Vierzig Jahre lang war die konventionelle Chromosomenanalyse mithilfe der QFQ- oder GTG-Bänderung der Goldstandard in der Pränataldiagnostik. In den 1990er Jahren erweiterte die Möglichkeit, spezifisch Chromosomen und Chromosomenabschnitte durch In-situ-Hybridisierung mit markierten Sonden darzustellen, erheblich das diagnostische Spektrum in der Pränataldiagnostik. Die hochauflösende Ultraschalldiagnostik mit immer genauerer Darstellung fetaler Strukturen machte jedoch die Einführung eines hochauflösenden Verfahrens zur Erkennung chromosomaler Imbalancen in die Pränataldiagnostik notwendig, wie sie mit der Microarray-CGH zur Verfügung steht. Trotz zahlreicher Vorteile hat sich die Methode wegen des Fehlens stringenter Indikationskriterien, Bedenken der Interpretierbarkeit der Ergebnisse und der Möglichkeit der Erkennung von pathogenen Befunden, die nicht im Zusammenhang mit der Fragestellung stehen, nur schwer in der Pränataldiagnostik etablieren können [6, 8].

Festlegung von Indikationskriterien zur Anwendung der Microarray-CGH in der Pränataldiagnostik

Als Grundlage für die Festlegung der Kriterien für die Anwendung der Microarray-CGH in der Pränataldiagnostik dienten die Ergebnisse der Auswertung von 4626 in unserem Labor routinemäßig durchgeführten pränatalen Chromosomenanalysen. Nach konventioneller zytogenetischer Diagnostik ergab sich der höchste Anteil an pathologischen Chromosomenbefunden bei Feten mit einer Wachstumsretardierung (IUGR) und sonographisch zusätzlich nachweisbarer Fehlbildung. In absteigender Reihenfolge kamen danach Feten mit nachweisbaren Fehlbildungen an zwei oder mehr Organen, Feten mit früh einsetzender Retardierung ohne im Ultraschall nachweisbare Strukturanomalien und Feten mit einer im Ultraschall (US) nachweisbaren schweren oder komplexen Fehlbildung an nur einem Organ [6].

Unter der Annahme, dass entsprechend den Ergebnissen nach konventioneller Karyotypisierung, auch nach Microarray-CGH-Diagnostik in den beschriebenen Patientengruppen die höchste Erfassungsrate für einen auffälligen Befund bestünde, wurden 3 vom Ultraschallbefund abhängige Indikationsstellungen zur Durchführung einer Microarray-CGH-Diagnostik festgelegt:

  1. 1.

    Feten mit Auffälligkeiten an ≥ 2 Organen im Ultraschall

    Dieser Gruppe wurden auch Feten mit einer IUGR und sonographisch zusätzlich nachweisbarer Fehlbildung zugeordnet, wobei die Retardierung neben der Fehlbildung als zweite Ultraschallauffälligkeit gewertet wurde.

  2. 2.

    Feten mit früh einsetzender Retardierung (vor der 22. SSW) ohne im Ultraschall nachweisbare Strukturanomalien

  3. 3.

    Feten mit komplexen Fehlbildungen an einem Organ

    Als weitere, vom Ultraschallbefund unabhängige Indikationskriterien wurden auffällige zytogenetische Befunde gewählt, die einer weiteren Klärung bedurften.
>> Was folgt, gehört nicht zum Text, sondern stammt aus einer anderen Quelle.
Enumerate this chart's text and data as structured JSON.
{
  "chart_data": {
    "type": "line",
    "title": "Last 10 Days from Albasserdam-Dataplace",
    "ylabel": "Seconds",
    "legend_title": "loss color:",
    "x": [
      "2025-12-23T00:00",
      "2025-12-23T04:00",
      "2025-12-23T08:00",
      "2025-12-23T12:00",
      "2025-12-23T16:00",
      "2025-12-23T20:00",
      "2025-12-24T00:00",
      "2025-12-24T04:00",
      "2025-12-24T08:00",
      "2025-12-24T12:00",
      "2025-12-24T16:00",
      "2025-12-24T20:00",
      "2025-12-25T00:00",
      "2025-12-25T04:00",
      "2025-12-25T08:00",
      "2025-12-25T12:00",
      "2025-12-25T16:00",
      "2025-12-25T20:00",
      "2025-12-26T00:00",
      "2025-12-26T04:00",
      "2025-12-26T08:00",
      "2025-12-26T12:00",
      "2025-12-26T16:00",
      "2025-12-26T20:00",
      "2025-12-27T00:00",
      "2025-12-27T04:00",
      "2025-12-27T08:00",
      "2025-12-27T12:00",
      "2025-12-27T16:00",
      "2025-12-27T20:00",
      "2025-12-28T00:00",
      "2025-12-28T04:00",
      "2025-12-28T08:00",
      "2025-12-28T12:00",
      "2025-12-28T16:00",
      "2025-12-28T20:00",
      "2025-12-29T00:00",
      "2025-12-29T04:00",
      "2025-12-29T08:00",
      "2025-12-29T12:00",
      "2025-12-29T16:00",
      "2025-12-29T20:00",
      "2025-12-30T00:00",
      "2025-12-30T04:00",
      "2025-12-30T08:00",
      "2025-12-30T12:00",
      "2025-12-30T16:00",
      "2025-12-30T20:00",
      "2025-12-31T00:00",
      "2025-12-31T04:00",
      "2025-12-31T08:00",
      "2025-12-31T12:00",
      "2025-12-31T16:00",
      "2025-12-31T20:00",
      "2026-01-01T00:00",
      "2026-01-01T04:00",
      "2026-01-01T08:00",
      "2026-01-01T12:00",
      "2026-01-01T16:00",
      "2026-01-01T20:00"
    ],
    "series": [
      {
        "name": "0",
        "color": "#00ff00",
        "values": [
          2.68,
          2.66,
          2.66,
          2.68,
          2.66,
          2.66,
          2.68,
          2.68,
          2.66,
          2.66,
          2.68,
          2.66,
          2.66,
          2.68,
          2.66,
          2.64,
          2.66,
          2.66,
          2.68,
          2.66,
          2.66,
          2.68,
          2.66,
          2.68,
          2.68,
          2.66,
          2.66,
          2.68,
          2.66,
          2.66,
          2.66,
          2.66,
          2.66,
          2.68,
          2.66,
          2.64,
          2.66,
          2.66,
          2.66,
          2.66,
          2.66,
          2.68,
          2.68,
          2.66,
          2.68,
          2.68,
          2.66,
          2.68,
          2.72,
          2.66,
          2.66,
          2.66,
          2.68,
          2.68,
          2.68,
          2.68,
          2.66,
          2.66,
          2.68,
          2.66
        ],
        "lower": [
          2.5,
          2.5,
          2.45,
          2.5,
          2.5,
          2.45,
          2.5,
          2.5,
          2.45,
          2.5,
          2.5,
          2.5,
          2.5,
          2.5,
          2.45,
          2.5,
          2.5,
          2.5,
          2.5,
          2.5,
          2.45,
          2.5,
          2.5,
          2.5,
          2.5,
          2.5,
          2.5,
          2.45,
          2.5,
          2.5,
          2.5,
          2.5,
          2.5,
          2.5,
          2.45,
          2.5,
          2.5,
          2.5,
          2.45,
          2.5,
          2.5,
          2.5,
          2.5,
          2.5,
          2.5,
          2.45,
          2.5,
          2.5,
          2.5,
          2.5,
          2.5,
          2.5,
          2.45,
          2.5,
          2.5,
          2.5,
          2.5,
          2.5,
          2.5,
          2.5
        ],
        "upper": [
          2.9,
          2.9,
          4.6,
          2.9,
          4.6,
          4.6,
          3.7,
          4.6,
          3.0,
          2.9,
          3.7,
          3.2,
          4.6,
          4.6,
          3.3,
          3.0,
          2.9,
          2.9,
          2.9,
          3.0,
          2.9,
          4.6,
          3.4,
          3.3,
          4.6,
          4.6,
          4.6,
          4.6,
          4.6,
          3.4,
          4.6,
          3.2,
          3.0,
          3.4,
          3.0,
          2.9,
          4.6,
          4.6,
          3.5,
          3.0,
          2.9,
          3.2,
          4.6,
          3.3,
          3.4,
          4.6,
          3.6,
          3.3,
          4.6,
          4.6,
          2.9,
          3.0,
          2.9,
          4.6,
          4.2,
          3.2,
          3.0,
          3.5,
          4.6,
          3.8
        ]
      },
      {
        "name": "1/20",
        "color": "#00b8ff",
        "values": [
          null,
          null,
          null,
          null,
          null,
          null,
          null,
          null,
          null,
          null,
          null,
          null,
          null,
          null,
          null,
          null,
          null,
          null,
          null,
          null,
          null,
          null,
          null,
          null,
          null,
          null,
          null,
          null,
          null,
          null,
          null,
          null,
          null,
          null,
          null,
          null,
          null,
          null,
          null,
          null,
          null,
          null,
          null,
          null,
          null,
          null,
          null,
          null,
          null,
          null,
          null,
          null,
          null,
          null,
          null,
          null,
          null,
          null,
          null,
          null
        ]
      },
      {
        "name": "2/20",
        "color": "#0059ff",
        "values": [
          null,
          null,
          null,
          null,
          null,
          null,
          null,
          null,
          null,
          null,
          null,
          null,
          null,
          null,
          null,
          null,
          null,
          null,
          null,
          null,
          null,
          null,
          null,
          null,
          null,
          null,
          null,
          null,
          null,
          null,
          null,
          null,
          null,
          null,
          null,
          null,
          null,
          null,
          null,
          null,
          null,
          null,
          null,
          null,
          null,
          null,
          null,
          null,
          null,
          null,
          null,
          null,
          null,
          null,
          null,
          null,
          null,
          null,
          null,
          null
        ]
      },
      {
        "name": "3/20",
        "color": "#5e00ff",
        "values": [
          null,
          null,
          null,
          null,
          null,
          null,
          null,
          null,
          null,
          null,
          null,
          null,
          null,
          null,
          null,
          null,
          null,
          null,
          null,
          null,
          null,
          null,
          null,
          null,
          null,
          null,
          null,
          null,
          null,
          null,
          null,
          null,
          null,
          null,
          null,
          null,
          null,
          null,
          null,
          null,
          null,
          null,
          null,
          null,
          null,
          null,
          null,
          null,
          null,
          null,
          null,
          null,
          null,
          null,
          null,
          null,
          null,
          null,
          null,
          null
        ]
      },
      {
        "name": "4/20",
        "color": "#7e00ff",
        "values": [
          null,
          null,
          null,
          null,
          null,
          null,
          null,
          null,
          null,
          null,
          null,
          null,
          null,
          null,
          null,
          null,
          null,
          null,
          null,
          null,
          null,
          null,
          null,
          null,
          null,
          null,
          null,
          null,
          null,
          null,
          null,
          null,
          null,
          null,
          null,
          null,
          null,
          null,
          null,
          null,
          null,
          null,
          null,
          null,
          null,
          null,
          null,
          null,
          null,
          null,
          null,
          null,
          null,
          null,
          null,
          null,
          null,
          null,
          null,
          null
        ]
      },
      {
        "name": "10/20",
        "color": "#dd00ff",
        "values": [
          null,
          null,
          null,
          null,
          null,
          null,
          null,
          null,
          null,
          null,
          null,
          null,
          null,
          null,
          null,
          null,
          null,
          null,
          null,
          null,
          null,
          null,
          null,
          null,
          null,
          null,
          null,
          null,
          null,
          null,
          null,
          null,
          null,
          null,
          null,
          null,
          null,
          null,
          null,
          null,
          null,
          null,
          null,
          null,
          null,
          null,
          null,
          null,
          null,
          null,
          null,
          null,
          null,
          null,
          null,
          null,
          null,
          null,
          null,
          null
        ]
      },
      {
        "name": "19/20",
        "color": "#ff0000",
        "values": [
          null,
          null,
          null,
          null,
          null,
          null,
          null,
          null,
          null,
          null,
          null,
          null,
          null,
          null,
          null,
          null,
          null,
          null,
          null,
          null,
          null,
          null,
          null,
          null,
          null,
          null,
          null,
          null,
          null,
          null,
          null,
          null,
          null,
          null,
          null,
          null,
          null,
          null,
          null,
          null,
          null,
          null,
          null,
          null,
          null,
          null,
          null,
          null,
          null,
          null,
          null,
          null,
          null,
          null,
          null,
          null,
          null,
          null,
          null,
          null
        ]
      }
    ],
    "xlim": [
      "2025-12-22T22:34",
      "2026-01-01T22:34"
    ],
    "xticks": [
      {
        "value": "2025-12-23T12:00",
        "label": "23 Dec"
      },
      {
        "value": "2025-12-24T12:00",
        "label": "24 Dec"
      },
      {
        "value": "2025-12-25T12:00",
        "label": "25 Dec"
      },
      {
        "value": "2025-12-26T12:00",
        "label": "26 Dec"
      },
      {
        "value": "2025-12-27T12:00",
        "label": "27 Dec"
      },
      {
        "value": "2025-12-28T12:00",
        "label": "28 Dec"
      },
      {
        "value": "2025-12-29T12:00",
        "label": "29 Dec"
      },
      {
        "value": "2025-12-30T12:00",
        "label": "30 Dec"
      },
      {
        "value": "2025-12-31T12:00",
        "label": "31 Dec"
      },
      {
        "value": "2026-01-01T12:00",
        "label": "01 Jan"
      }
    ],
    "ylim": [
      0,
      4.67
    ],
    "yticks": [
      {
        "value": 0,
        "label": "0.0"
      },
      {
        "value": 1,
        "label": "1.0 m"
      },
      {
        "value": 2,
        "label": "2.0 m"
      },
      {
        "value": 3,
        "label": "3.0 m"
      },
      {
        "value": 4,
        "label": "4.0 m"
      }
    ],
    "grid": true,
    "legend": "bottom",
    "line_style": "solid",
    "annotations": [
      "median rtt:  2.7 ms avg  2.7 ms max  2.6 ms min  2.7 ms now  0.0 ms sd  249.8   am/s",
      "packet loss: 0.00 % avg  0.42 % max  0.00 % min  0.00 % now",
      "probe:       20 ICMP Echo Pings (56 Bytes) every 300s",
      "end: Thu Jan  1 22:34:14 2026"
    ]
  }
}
Hierbei wurden ebenfalls 3 Indikationsstellungen festgelegt:

  4. 4.

    Markerchromosomen de novo

  5. 5.

    balancierte Chromosomentranslokationen de novo

  6. 6.

    Strukturaberrationen de novo mit nicht sicher einzuschätzender Wertigkeit

Ergebnisse der Microarray-CGH-Untersuchungen nach Indikationsgruppen

Von insgesamt 14.766 pränatal durchgeführten zytogenetischen Untersuchungen (davon 12.954 Fruchtwasser- und 1812 Chorionzottenuntersuchungen) wurden nach den genannten Indikationskriterien 324 Fruchtwasser-, 9 CVS und 4 fetale Blutproben (anstelle des gleichzeitig vorhandenen Fruchtwassers) mittels Microarray-CGH untersucht.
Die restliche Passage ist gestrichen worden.